PrePrint: Automating Stressmark Generation for Testing Processor Voltage Fluctuations
Rapid current changes (large di/dt) can lead to significant power supply voltage droops and timing errors in modern microprocessors. To test a processor’s resilience to such errors and to determine appropriate operating conditions, engineers generally create manual di/dt stressmarks that have large current variations at close to the resonance frequency of the power distribution network (PDN) to induce large voltage droops. Although this process can uncover potential timing errors and be used to determine processor design margins for voltage and frequency, it is time-consuming and may need to be repeated several times to generate appropriate stressmarks for different system conditions (e.g., different frequencies or di/dt throttling mechanisms). Furthermore, generating efficient di/dt stressmarks for multi-core processors is difficult due to their complexity and synchronization issues. In this article, we measure and analyze di/dt issues on state-of-the-art multi-core x86 systems. We present an AUtomated DI/dT stressmark generation framework, referred to as AUDIT, to generate di/dt stressmarks quickly and effectively for multi-core systems. We showcase AUDIT's capabilities to adjust to microarchitectural and architectural changes. We also present a dithering algorithm to address thread alignment issues on multi-core processors. We compare standard benchmarks, existing di/dt stressmarks, and AUDIT-generated stressmarks executing on multi-threaded, multi-core systems with complex out-of-order pipelines.

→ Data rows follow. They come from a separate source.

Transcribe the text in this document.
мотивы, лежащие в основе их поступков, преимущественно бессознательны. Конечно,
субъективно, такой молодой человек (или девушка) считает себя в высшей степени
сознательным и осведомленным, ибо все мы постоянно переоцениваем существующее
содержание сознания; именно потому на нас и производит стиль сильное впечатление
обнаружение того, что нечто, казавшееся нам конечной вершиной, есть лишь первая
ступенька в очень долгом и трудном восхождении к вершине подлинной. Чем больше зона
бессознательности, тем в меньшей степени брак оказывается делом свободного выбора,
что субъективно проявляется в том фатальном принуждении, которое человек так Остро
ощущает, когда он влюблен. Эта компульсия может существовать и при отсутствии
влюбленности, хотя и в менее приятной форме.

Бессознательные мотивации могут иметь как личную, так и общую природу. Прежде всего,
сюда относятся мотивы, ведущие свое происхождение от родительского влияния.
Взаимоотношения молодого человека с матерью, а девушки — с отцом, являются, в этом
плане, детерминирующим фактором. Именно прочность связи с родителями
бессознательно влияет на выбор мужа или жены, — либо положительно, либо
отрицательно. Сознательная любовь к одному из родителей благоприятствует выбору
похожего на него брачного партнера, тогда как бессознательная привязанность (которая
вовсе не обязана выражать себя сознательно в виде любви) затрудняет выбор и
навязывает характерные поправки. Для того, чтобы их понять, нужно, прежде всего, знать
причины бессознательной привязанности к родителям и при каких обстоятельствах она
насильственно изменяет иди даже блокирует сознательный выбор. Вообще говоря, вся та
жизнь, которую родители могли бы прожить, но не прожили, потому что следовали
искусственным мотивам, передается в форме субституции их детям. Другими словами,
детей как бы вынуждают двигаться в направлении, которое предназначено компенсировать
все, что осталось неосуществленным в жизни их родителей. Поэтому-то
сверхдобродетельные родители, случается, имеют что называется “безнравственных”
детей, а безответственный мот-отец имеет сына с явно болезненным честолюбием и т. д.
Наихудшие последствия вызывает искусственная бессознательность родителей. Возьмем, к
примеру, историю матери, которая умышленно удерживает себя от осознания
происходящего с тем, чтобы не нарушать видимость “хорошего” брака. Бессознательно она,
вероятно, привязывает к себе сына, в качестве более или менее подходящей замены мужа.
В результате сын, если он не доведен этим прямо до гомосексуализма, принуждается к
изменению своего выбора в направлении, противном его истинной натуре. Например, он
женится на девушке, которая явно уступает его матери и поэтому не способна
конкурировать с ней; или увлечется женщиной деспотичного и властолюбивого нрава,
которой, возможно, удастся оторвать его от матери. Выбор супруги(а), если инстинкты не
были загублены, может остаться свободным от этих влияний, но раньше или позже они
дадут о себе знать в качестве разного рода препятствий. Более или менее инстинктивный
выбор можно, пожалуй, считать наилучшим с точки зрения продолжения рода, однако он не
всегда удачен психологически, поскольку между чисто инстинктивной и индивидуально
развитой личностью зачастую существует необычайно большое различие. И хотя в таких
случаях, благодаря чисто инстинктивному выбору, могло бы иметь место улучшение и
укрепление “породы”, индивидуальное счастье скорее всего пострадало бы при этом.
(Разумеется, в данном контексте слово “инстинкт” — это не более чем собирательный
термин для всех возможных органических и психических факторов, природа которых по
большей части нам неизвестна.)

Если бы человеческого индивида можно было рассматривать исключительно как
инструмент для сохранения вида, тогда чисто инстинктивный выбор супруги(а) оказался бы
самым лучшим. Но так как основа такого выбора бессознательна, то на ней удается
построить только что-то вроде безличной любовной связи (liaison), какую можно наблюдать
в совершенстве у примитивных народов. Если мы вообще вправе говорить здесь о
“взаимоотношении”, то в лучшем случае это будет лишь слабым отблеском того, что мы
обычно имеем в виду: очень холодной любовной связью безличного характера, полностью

PrePrint: Improving Throughput of Many-core Processors Based on Unreliable Emerging Devices under Power Constraint
Devices based on emerging technologies such as carbon nanotubes (CNTs) are faster and consume much less power than CMOS devices for the same size device. However, current CNT devices exhibit a much higher defect rate than CMOS de-vices. To reduce the defect rate of CNT devices, a device-level redundancy technique can be adopted, but more redundancy in turn increases area, delay, and power consumption. In this article, we propose to use slightly less device-level redundancy than required for all the cores in a CNT processor to be defect-free cores for a yield target. This leads to some defective cores in a chip, but cores become smaller, faster, and consume less power, while many-core processors can tolerate some defective cores by design (i.e., core-level redundancy). We show that a CNT processor with such cores can provide up to 75% higher throughput while it is 46% smaller area than a CNT processor designed to operate all the cores with more device level redundancy for the same power consumption and yield.